- French theatrical release poster
- Directed by: Jerzy Skolimowski
- Written by: Jerzy Skolimowski Michael Lyndon Michel Ciment Harriet Pacaud Barbara Elster
- Produced by: Jerzy Skolimowski
- Starring: Michael York
- Cinematography: Mike Fash
- Edited by: Barrie Vince
- Music by: Stanley Myers Hans Zimmer
- Distributed by: Gaumont Distribution (France) British Film Institute (United Kingdom)
- Release date: 23 May 1984;
- Running time: 91 minutes
- Countries: France United Kingdom
- Language: English
- Budget: £983,000

= Success Is the Best Revenge =

1984 film

Success Is the Best Revenge (Le succès à tout prix) is a 1984 drama film directed by Jerzy Skolimowski and starring Michael York. It was entered into the 1984 Cannes Film Festival.

==Cast==
- Michael York as Alex Rodak
- Joanna Szczerbic as Alicia Rodak
- Michael Lyndon as Adam Rodak
- Jerry Skol as Tony Rodak
- Michel Piccoli as French Official
- Anouk Aimée as Monique des Fontaines
- John Hurt as Dino Montecurva
- Ric Young as Chinese Waiter
- Claude Le Saché as Monsieur Conio
- Malcolm Sinclair as Assistant Stage Manager
- Hilary Drake as Stage Manager
- Jane Asher as Bank Manager

==Production==
Success Is the Best Revenge was filmed in London. As the film's producer, Skolimowski decided to mortgage his house (which featured in several scenes) in order to raise funds for the project; when it failed to recoup the investment costs at the box office, he declared himself bankrupt and was forced to sell his home, subsequently leaving Britain for the United States.
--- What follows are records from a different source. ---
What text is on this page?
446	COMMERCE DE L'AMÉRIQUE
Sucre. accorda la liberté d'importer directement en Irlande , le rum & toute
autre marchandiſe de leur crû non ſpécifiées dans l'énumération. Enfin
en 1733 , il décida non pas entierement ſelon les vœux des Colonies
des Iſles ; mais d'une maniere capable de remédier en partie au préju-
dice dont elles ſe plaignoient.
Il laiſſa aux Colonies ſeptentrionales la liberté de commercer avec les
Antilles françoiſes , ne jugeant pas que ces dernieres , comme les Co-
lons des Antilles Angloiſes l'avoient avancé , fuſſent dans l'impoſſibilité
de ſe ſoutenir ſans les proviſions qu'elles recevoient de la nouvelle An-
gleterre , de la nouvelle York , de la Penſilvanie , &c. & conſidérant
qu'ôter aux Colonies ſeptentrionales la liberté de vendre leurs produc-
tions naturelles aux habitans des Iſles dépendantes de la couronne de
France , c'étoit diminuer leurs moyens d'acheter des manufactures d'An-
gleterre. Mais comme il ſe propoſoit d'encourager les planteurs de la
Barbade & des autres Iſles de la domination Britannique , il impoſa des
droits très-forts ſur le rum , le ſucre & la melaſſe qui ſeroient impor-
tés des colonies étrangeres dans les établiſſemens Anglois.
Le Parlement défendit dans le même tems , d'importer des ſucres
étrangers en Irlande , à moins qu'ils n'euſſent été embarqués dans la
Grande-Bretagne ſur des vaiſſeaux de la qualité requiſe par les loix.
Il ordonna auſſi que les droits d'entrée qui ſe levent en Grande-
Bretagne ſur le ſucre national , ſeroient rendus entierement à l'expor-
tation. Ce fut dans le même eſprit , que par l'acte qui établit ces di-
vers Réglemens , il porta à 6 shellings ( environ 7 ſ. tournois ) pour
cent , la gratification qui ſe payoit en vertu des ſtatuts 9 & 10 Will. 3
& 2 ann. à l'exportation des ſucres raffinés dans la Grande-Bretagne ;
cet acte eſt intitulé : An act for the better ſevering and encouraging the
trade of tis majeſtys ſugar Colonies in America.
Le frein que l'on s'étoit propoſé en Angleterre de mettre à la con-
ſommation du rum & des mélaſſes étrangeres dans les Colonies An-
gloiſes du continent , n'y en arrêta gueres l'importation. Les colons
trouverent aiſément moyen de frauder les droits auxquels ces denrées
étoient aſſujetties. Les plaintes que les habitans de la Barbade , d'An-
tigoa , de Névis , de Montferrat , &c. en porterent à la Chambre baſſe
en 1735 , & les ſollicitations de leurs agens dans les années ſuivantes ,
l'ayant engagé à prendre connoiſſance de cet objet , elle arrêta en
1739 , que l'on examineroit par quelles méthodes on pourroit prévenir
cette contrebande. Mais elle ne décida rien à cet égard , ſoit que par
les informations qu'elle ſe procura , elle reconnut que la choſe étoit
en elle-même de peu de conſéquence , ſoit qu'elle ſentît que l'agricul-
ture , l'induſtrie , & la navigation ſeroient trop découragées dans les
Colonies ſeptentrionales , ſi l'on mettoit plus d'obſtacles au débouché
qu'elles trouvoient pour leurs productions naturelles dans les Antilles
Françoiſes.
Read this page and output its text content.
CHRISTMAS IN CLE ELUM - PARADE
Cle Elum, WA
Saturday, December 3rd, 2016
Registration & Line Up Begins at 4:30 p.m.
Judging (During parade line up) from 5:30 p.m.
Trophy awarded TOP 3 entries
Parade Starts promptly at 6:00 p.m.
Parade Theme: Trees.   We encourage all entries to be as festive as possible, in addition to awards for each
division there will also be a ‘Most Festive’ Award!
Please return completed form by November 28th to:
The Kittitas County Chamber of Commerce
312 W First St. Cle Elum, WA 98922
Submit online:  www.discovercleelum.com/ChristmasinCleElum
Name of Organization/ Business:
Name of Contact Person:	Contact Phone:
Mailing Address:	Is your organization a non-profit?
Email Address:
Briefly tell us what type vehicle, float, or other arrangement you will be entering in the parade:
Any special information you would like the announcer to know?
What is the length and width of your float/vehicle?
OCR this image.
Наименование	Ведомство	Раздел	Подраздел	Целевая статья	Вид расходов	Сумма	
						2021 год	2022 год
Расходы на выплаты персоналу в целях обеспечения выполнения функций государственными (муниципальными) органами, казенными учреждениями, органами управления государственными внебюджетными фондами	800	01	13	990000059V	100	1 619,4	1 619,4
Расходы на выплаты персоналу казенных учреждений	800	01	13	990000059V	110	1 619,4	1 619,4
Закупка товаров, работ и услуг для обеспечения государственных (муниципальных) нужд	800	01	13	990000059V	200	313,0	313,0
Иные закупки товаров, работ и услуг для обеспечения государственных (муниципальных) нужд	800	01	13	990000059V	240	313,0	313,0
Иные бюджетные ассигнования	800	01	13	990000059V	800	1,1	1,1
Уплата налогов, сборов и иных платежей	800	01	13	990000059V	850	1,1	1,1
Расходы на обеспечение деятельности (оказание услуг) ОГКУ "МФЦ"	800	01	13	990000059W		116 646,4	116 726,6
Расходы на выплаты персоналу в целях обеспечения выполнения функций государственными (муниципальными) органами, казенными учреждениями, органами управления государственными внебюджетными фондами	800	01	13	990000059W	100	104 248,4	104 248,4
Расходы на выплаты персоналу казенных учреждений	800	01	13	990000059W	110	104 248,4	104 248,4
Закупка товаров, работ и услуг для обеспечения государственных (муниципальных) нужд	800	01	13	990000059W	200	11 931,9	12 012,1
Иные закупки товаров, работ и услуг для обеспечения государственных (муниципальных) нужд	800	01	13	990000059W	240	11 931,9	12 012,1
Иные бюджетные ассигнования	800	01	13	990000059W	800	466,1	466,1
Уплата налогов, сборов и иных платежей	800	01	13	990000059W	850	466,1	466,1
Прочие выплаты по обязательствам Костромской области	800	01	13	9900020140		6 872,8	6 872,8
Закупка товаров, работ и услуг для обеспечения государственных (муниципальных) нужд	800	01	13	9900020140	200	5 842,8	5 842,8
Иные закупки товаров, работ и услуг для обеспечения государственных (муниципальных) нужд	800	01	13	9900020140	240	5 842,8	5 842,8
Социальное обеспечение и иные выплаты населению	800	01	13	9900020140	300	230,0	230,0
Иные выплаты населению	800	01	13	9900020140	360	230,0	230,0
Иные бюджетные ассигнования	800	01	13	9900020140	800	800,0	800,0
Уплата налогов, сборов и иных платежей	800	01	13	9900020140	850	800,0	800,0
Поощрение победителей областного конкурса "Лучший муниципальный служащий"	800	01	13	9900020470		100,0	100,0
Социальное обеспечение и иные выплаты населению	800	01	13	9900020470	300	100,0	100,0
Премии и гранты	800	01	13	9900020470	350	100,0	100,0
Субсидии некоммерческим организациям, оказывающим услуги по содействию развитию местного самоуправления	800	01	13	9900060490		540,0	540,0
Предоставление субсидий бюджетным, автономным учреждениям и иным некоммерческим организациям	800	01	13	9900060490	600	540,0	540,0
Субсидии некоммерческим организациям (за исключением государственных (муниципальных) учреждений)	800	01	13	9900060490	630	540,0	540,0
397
Although refraining from starring in the film himself (opting to cast Michael York as his alter ego Alex instead), Skolimowski chose to cast his wife Joanna Szczerbic as Alex's wife and his sons Michał and Jerzy (appearing pseudonymously as Michael Lyndon and Jerry Skol respectively) as Alex's sons Adam and Tony.